Implement human-in-the-loop (HITL) workflows and preserve final clinical judgement: The review emphasized that AI should augment, not replace, human intelligence, particularly in healthcare, where nuance, judgment, and context matter. For LLMs: every piece of content used with patients should be reviewed by a qualified staff member; if the LLM influences clinical decision-making, that decision must be documented alongside the human reviewer’s sign-off.
Continuous monitoring, maintenance, and feedback loops: Post-deployment monitoring was a major theme in the systematic review: “monitor and maintain” as a core component of a reliable AI system. For LLMs: log usage, track error reports or feedback from staff and patients, and audit for hallucinations, bias, or misalignment. Update workflows if model drift or new risk patterns appear.
Bias testing, fairness assessment, and ethical governance: The literature highlighted the need to address algorithmic bias, fairness, ethics, and governance in AI adoption. For LLMs: conduct fairness audits across patient demographics (age, gender, ethnicity, and language dialects). Ensure that templates generated don’t perpetuate stereotypes or exclude underserved populations. Implement governance structures: ethics oversight and documentation of risk mitigation strategies.
Privacy, compliance, and data protection safeguards: While the review focused broadly on AI systems, its governance findings apply equally to LLMs used in healthcare. Data privacy, security, traceability, and accountability are essential. For LLM use: avoid feeding un-redacted PHI into public LLMs; use enterprise versions with zero retention or sign a business associate agreement (BAA) where required; log data flows, encryption, and access controls; ensure that any content interacting with patient data aligns with Health Insurance Portability and Accountability Act (HIPAA) requirements and your local jurisdiction’s laws.

FAQS

What are non-medical LLMs?

Non-medical LLMs are large language models like ChatGPT or Gemini that were trained on general internet data rather than healthcare-specific, peer-reviewed medical datasets. They can write or summarize text effectively, but were not designed for clinical accuracy, safety, or compliance with healthcare regulations such as HIPAA.

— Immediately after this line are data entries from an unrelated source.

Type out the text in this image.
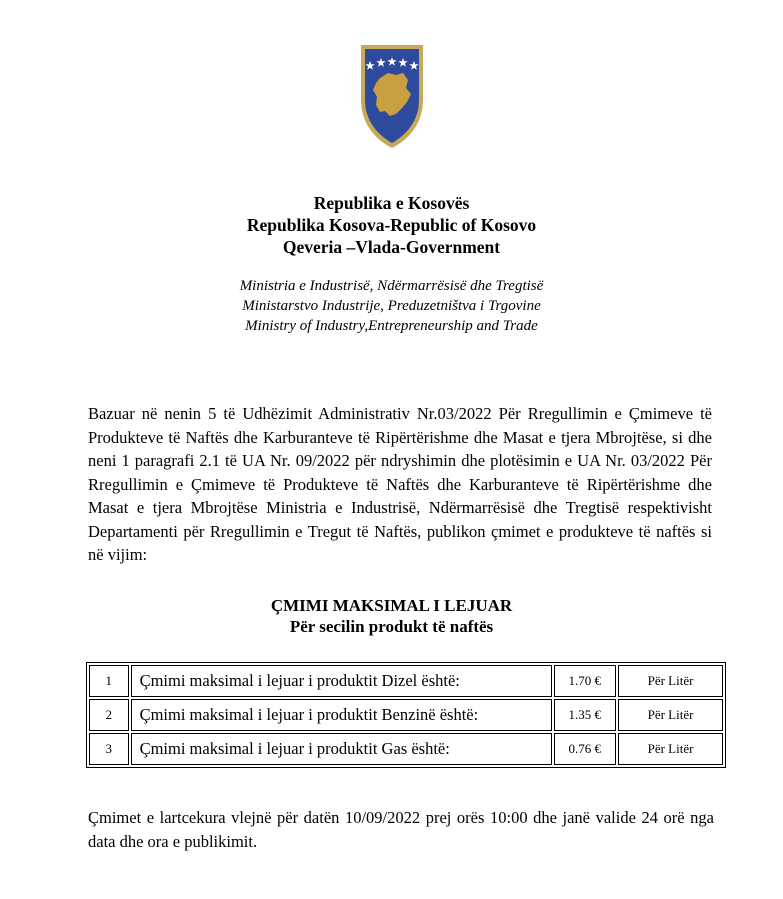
Republika e Kosovës
Republika Kosova-Republic of Kosovo
Qeveria –Vlada-Government
Ministria e Industrisë, Ndërmarrësisë dhe Tregtisë
Ministarstvo Industrije, Preduzetništva i Trgovine
Ministry of Industry,Entrepreneurship and Trade
Bazuar në nenin 5 të Udhëzimit Administrativ Nr.03/2022 Për Rregullimin e Çmimeve të Produkteve të Naftës dhe Karburanteve të Ripërtërishme dhe Masat e tjera Mbrojtëse, si dhe neni 1 paragrafi 2.1 të UA Nr. 09/2022 për ndryshimin dhe plotësimin e UA Nr. 03/2022 Për Rregullimin e Çmimeve të Produkteve të Naftës dhe Karburanteve të Ripërtërishme dhe Masat e tjera Mbrojtëse Ministria e Industrisë, Ndërmarrësisë dhe Tregtisë respektivisht Departamenti për Rregullimin e Tregut të Naftës, publikon çmimet e produkteve të naftës si në vijim:
ÇMIMI MAKSIMAL I LEJUAR
Për secilin produkt të naftës
1	Çmimi maksimal i lejuar i produktit Dizel është:	1.70 €	Për Litër
2	Çmimi maksimal i lejuar i produktit Benzinë është:	1.35 €	Për Litër
3	Çmimi maksimal i lejuar i produktit Gas është:	0.76 €	Për Litër
Çmimet e lartcekura vlejnë për datën 10/09/2022 prej orës 10:00 dhe janë valide 24 orë nga data dhe ora e publikimit.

Are there HIPAA compliant versions of ChatGPT or other LLMs?

Yes, some enterprise-grade platforms, such as Microsoft Azure OpenAI Service, can offer HIPAA compliance if a business associate agreement (BAA) is in place and appropriate data-handling safeguards are configured. Always confirm this directly with the vendor before using PHI.

What should an organization do if it accidentally enters PHI into a public LLM?

Treat it as a potential HIPAA breach. Notify your compliance officer immediately, document the exposure, and follow your organization’s breach response plan. Evaluate whether the data can be contained and whether patient notification or HHS reporting is required.